Ann’s mouth opened in amazement. But what she was going to say remained unspoken as her eye met the minister’s.
‘We’re all bairns together,’ he went on: ‘bairns frightened to believe in the love that’s behind everything, the love of our Heavenly Father. There’s a lot of love in you, Miss Ann, that has never had a chance.’
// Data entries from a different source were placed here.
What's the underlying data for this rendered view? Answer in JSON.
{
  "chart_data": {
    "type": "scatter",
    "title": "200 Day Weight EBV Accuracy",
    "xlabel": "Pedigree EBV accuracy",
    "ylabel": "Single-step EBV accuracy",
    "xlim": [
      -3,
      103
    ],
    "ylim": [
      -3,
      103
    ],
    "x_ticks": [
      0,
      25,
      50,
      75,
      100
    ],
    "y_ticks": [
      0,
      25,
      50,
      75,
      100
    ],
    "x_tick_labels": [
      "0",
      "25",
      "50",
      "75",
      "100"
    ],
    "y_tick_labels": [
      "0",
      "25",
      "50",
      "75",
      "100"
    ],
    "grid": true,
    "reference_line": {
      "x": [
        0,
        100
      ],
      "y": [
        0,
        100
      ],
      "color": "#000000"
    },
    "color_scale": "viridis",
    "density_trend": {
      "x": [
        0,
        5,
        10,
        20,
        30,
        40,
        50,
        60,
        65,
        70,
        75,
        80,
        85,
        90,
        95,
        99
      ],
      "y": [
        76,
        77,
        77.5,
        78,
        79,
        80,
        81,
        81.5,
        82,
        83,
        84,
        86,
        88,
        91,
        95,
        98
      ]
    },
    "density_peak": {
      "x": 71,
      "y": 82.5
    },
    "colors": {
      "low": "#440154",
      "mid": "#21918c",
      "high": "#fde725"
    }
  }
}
The Reverend William Murray walked down the lane much more briskly than he had come. Ann had suffered him to read ‘a chapter’, and had even asked him to put up ‘a bit prayer’. Instinctively his eye sought the pale sky, now veiled with insubstantial clouds through which the light of the declining sun was softly diffused. The firmament, he said to himself, with a new realization of the word. A firm basis. An enduring reality. It did not even enter his mind that there were people in the world who might regard his firmament as a mere illusion of beauty woven of light and air. The Reverend William Murray did not doubt the universal validity of his personal experiences.
THREE
I
Mr and Mrs John Shand, as was fitting, gave a dinner in the evening to welcome the bride and bridegroom, a family function, the only other guest being Miss Janet Shand.
The dinner itself was a success. Mabel had studied even more intensively than usual her stock of ladies’ magazines, and the table decorations, the glass, the silver, the modish little mats recommended instead of an enveloping tablecloth by Lady Fanny of The Ladies’ Fashionmonger, had all attained the high standard set by that arbiter of refinement. And had knocked Elizabeth flat, decided Mabel.
Such a satisfactory conclusion ought to have made her happy. But a hostess, a figure who carries the main burden of civilization, whose difficult task it is to invent a progressive notation for mankind’s faith in the ability of the human spirit to surpass itself, cannot ignore the more rarefied ingredients of a dinner-party, the blending of temperaments, the flavour of conversation, the pleasant aroma of expanding minds. A dinner-party that provokes quarrels is like a bouquet containing nettles, and it was undeniable that all three of them now remaining by the fireside, Mabel, John and Aunt Janet, were nettled.
John was standing with his back to the fire. He was a tall, bulky man with reddish fair hair; his features were large but harmonious, and the beard he wore dignified his appearance. In spite of the beard, however, there was something simple and childlike in his face; perhaps it was the candid expression of his blue eyes which had no eyebrows to give them depth.
‘She’s much too good for him,’ he said.
Aunt Janet laid down her knitting again. It was a custom that she should spend the night with John and Mabel after dining there.